All you have to do is make this sound: EEEEE. Try it: EEEEE. If you’d rather be silent (and who wouldn’t?), you can get the same result by holding a pencil sideways between your teeth. I keep a designated pen in my car so that I can practice whenever I think about it. Even when smiling is impossible (post 9/11, for example), you can at least trigger the positive brain-juices and feel, if not happy, then at least better. My smile is a powerful thing; it has made me happier. And it is contagious.
Try it. It can’t hurt.
* * *
I keep a list, of course, of things that make me smile: the grandchildren’s hilarious comments, embarrassing stories (see Cormac Story in my Blog), that sort of thing, even people who, when I see them, automatically lift my spirits : Carlos, I think, and I smile. What greater compliment could there be?
Here is a story: One of my favorite friends from my high-school teaching days was Karen O., a theater teacher who had all the dramatic flair required for the position, plus some.

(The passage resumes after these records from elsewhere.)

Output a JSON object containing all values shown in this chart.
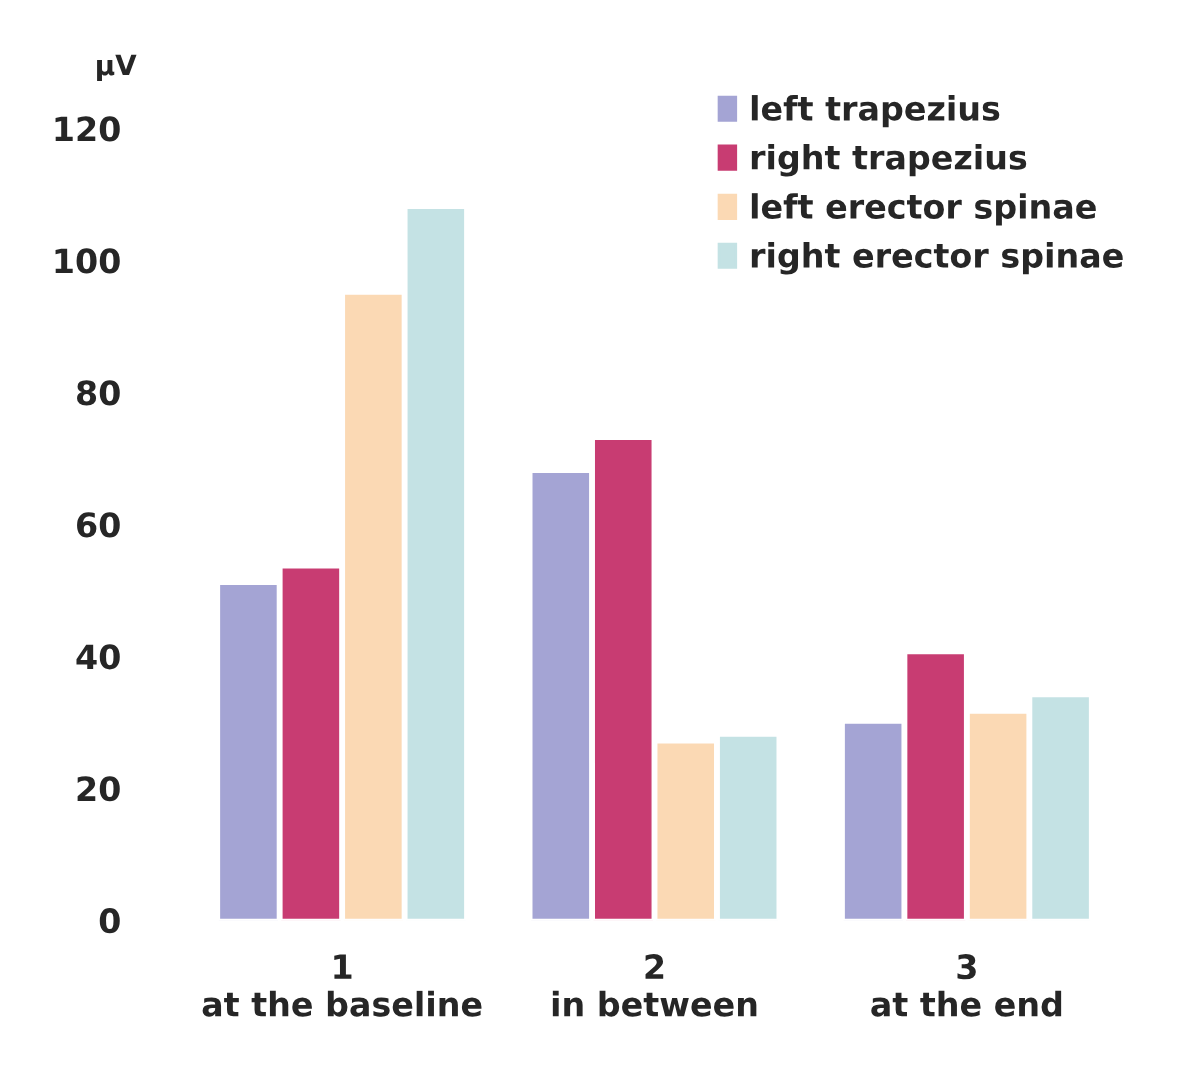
{
  "chart_data": {
    "type": "bar",
    "ylabel": "μV",
    "categories": [
      "1\nat the baseline",
      "2\nin between",
      "3\nat the end"
    ],
    "series": [
      {
        "name": "left trapezius",
        "color": "#a4a4d4",
        "values": [
          51,
          68,
          30
        ]
      },
      {
        "name": "right trapezius",
        "color": "#c83c72",
        "values": [
          53.5,
          73,
          40.5
        ]
      },
      {
        "name": "left erector spinae",
        "color": "#fbd9b4",
        "values": [
          95,
          27,
          31.5
        ]
      },
      {
        "name": "right erector spinae",
        "color": "#c4e2e4",
        "values": [
          108,
          28,
          34
        ]
      }
    ],
    "ylim": [
      0,
      120
    ],
    "yticks": [
      0,
      20,
      40,
      60,
      80,
      100,
      120
    ],
    "grid": false,
    "legend": "top right"
  }
}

She was married to a medical student, as I was then, and a few years younger than I was. She was pretty religious which was normal for Mississippi in the 1970s, so this story happened when she hosted her minister – we’d have said her preacher - for dinner. At some point in the evening she went to the bathroom at the end of a long hall. She knew someone was behind her, her husband she presumed, so she put her hands on her hips and pranced down the hall in the manner of the Murrah Misses, the elite drill team from our mutual high school; they pranced. When she got to the bathroom door, she flipped up her skirt for a classic (albeit pantied) moon, made a neat military turn, and saluted her audience – her husband, right? Of course it was the preacher-man, and everyone convulsed with laughter as she described the poor fellow’s effort to blend in with the wall. Thank you, Karen O., for telling this story that has never failed to make me smile.
You become what you do, I teach that all the time, and I credit somebody lots smarter than I - Plato, please - for saying it a long time ago. So if you want to be happy, it’s quite simple. Smile. It’s hard sometimes, impossible even, but that’s why God invented pencils.